Aller au contenu

Les Siècles morts/Persépolis

La bibliothèque libre.
(Redirigé depuis Persépolis)
Les Siècles mortsAlphonse Lemerre éd.I. L’Orient antique (p. 227-230).

 
Le Roi des Rois, Seigneur des Pays, Roi de Perse,
Grand Roi, Darayâvous, Akhéménide, a fui.
Le glaive grec s’acharne à ses flancs qu’il transperce,
Et dans les champs d’Issos le vent glacé disperse
La cendre des guerriers tombés autour de lui.

Près d’Arbèle, il a vu s’écrouler dans la fange
Ses défenseurs, foulés aux pieds des éléphants,
Et, toute hérissée ainsi qu’un monstre étrange,
Du fond de l’horizon s’ébranler la Phalange
Dans un cercle d’airain plein d’éclairs triomphants.

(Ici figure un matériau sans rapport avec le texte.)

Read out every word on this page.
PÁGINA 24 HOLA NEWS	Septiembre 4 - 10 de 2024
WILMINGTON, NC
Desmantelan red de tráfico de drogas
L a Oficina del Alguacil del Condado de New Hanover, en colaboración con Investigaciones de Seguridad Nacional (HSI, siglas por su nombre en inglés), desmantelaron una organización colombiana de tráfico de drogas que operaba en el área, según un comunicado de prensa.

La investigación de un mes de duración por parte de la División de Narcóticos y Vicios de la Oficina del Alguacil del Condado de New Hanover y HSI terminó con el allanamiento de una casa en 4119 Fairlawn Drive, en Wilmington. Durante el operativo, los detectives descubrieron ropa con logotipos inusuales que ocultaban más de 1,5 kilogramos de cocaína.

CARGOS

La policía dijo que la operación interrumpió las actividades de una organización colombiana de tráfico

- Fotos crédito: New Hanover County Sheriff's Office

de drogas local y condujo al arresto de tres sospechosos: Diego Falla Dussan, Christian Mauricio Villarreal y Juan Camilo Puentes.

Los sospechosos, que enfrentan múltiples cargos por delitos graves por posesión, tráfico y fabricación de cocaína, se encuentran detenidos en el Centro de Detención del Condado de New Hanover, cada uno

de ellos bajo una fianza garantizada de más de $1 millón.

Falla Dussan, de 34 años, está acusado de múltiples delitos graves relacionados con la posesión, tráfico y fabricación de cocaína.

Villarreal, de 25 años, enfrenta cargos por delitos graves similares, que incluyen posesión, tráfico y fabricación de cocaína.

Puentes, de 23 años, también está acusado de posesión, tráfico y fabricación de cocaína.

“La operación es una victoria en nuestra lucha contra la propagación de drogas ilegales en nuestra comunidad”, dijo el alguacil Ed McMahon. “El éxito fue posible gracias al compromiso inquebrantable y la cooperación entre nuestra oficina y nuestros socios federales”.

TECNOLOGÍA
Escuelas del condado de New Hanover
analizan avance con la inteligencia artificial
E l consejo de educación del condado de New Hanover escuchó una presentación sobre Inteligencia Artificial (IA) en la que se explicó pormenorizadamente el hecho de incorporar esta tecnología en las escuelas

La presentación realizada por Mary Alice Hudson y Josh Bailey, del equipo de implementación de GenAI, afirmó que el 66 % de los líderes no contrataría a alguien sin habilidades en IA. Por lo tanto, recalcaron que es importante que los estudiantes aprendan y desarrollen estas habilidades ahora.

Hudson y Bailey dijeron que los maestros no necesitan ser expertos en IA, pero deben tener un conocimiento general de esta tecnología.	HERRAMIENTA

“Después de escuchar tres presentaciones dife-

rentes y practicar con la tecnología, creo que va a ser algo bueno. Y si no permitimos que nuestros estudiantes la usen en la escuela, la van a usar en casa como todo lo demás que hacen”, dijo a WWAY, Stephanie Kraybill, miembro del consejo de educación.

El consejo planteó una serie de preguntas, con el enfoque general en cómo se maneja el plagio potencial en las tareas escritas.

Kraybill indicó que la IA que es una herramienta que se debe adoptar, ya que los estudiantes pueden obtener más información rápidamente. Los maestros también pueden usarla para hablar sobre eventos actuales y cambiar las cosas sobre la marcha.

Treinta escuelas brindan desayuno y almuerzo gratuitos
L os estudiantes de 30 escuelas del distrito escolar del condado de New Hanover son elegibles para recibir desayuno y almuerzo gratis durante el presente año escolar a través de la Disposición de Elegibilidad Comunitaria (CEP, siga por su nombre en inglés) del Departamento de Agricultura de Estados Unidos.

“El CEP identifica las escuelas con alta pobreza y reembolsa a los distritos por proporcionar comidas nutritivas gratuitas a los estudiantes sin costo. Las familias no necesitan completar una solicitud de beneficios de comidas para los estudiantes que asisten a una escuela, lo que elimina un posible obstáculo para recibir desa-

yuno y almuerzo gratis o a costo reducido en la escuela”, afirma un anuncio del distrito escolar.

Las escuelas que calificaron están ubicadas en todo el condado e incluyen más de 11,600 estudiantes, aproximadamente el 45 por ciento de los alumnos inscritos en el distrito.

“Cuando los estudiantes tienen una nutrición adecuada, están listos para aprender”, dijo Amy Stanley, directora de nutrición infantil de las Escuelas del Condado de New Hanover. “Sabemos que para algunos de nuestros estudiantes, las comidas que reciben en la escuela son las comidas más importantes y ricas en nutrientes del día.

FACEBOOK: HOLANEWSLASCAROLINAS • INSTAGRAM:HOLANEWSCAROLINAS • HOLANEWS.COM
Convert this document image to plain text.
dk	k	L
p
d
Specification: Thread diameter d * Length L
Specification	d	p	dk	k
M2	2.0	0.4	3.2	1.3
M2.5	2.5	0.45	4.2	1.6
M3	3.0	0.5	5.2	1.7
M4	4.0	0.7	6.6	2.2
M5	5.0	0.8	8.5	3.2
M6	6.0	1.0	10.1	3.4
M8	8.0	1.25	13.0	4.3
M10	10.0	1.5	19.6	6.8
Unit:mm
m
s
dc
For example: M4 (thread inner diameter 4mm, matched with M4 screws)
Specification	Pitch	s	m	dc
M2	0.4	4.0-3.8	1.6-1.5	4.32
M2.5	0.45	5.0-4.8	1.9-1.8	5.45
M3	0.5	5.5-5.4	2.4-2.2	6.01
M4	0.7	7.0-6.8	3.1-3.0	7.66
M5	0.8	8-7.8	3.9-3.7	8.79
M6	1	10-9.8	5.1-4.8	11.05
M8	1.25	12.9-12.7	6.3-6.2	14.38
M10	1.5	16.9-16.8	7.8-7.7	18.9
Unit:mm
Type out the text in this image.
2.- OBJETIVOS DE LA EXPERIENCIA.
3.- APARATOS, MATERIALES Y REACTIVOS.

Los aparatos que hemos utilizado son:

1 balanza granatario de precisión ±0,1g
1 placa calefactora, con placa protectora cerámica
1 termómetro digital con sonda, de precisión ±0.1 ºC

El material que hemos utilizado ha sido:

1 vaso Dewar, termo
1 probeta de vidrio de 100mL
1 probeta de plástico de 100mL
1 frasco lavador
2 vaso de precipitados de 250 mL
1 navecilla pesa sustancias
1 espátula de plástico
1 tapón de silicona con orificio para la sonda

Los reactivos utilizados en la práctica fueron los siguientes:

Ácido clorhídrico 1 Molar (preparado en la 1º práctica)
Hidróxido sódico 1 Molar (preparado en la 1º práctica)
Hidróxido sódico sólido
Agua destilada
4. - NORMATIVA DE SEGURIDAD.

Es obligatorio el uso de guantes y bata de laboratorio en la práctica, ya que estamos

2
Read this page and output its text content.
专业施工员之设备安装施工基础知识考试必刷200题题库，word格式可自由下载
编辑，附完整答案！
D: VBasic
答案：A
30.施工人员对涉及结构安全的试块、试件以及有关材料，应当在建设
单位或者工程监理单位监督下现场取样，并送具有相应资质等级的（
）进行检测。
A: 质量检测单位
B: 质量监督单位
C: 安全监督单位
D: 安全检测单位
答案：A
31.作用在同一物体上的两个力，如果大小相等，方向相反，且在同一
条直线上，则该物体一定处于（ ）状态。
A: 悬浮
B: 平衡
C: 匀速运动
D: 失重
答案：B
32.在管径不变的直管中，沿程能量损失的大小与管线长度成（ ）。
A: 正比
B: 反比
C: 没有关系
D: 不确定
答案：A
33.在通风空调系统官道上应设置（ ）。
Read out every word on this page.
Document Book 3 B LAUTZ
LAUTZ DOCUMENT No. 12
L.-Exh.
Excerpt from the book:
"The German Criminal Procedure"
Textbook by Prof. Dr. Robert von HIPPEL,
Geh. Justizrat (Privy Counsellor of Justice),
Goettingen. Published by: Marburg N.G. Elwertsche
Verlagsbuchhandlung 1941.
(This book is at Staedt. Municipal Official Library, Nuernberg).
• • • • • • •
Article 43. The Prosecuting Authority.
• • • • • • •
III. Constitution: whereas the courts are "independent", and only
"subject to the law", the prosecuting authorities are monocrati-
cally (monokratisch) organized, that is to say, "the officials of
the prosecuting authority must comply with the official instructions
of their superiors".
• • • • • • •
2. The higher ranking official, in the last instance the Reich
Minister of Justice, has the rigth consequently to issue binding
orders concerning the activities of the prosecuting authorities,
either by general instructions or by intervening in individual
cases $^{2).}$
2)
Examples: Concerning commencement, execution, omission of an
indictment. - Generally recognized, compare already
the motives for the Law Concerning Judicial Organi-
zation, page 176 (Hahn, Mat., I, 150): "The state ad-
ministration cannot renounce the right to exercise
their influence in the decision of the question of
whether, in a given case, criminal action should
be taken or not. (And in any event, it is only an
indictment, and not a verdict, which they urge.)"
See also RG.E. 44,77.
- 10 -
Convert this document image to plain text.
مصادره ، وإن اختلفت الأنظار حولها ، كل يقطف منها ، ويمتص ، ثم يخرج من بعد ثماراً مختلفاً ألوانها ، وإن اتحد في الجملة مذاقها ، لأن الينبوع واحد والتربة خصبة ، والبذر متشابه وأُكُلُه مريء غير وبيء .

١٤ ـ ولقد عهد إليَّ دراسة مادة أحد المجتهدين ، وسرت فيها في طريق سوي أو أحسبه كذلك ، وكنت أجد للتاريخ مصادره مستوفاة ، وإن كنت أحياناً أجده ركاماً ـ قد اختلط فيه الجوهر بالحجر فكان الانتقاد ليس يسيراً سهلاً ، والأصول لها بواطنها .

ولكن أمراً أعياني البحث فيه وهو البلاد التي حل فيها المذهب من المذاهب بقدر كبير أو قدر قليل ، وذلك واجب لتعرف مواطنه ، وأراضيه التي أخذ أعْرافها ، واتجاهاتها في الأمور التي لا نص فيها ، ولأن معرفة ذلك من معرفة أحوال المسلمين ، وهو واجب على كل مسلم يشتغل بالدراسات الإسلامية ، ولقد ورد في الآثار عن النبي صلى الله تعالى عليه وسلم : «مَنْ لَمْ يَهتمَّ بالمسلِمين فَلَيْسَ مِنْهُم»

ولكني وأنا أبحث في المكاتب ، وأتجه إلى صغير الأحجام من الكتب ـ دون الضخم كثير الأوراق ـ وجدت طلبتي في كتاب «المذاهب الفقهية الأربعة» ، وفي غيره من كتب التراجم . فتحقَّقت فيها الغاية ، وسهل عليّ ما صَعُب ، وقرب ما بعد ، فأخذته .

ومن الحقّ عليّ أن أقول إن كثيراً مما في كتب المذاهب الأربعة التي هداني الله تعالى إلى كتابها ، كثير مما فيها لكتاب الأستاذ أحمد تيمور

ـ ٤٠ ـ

Il a vu s’accomplir le sinistre présage ;
Il a vu les chameaux éventrés par milliers,
Les chariots de guerre arrêtés au passage,
Les archers sans carquois détourner leur visage,
Fléchir les Immortels et fuir les Cavaliers ;

Il a vu ses trésors et ses fils et ses femmes
Et le sceptre royal, les colliers à trois rangs,
Et ses robes de pourpre aux éclatantes trames,
Et ses vases d’or pur, livrés aux mains infâmes,
Partagés, dans l’opprobre, entre les conquérants.

Hier encor, parmi les foules accroupies,
Il trônait, rayonnant comme un dieu sur l’autel.
Au bord de son chemin, des nations impies
Se tordaient sur des croix, et les Vingt Satrapies
Étaient le piédestal du Maître universel.

Il régnait sur Assour ; le Dadyce féroce,
Le rude Mycien, le Mède épouvanté,
L’Egypte et Saparda, Tyr et la Gappadoce,
Au cœur du Disque ailé, sentaient le Dieu colosse,
Auramazdâ, planant sur l’univers dompté.

Aux parois des palais, sur les rochers sauvages,
Partout, du sud au nord, où le guidait son Dieu,
Il gravait sa mémoire et sculptait ses images,
Tandis que, recueillant le bois séché, les Mages
Allumaient sur l’autel l’inextinguible feu.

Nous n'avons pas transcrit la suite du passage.